Open kevinbarabash opened this issue 1 year ago • 5 comments

The following code prints out 0..3 which means that .padded() includes the padding in the span of the output.

let parser = just::<char, _, Simple<char>>("5").padded().map_with_span(|_, s: Span| s);
let result = parser.parse(" 5 ");
println!("result = {result:#?}");

Including padding in the span means I need to do a bunch of work to get the spans correct for error reporting since I don't want to include surrounding whitespace. In the example above this isn't too bad since I could swap the order of .padded() and .map_with_span().

In practice though, I've created a helper called just_with_padding() that's defined as:

pub fn just_with_padding(input: &str) -> BoxedParser<'_, char, &str, Simple<char>> {
    just(input).padded().boxed()
}

This helper is used everywhere in my parser because the language I'm parsing doesn't care about whitespace. Unfortunately, this approach makes it difficult to exclude the whitespace from the spans for the various nodes.

kevinbarabash avatar Aug 05 '22 03:08 kevinbarabash

The solution is surprisingly simple! Instead of doing the following:

just('5').padded().map_with_span(|_, s: Span| s)

You can do this:

just('5').map_with_span(|_, s: Span| s).padded()

map_with_span works on any parser and will always select the span of that parser's pattern, and not any surrounding tokens.

In general, I'd suggest moving away from writing a 'larser' (lexer + parser combined as one). It's much easier to have lexing and parsing be distinct steps (see the nano_rust example), because it means that your parser doesn't need to worry about trivialities like whitespace, accidentally misinterpreting keywords, etc. which makes its design much simpler.

zesterer avatar Aug 05 '22 08:08 zesterer

Unfortunately, the language I'm parsing is a variation on TypeScript and supports JSX (and template literal strings). Both of these things (JSX probably more so) make it really difficult to do lexing first as a separate step without having some parsing sneak in. 😞

I was looking at the docs for .map_with_span() again and saw they make use of a wrapper called Spanned to group the identifier with it's span data before calling .padded(). I'm going to try applying that approach throughout my parser/larser and see how it goes. 🤞

kevinbarabash avatar Aug 06 '22 00:08 kevinbarabash

Good luck, let me know if you run into issues!

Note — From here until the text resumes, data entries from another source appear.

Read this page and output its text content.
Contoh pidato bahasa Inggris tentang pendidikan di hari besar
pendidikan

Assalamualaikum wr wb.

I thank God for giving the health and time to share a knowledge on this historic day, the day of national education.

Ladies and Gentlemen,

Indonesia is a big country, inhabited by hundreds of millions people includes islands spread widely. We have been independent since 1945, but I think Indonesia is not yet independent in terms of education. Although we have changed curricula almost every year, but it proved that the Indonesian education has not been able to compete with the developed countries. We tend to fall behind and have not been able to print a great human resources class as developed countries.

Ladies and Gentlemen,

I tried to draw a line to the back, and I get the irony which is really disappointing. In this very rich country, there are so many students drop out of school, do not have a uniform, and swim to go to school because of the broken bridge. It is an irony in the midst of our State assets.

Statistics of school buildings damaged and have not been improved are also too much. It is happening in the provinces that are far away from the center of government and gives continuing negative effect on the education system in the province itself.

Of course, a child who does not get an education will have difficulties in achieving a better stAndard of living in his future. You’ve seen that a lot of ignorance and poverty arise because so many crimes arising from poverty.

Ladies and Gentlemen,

zesterer avatar Aug 06 '22 12:08 zesterer

Using Spanned worked for some things, but I wasn't able to use it with delimited_by() and ended up having to replace that with then() instead.

kevinbarabash avatar Aug 06 '22 18:08 kevinbarabash

Oh? Remember that you can use map_with_span both before and after delimited_by to change whether you include the delimiters in the span or not.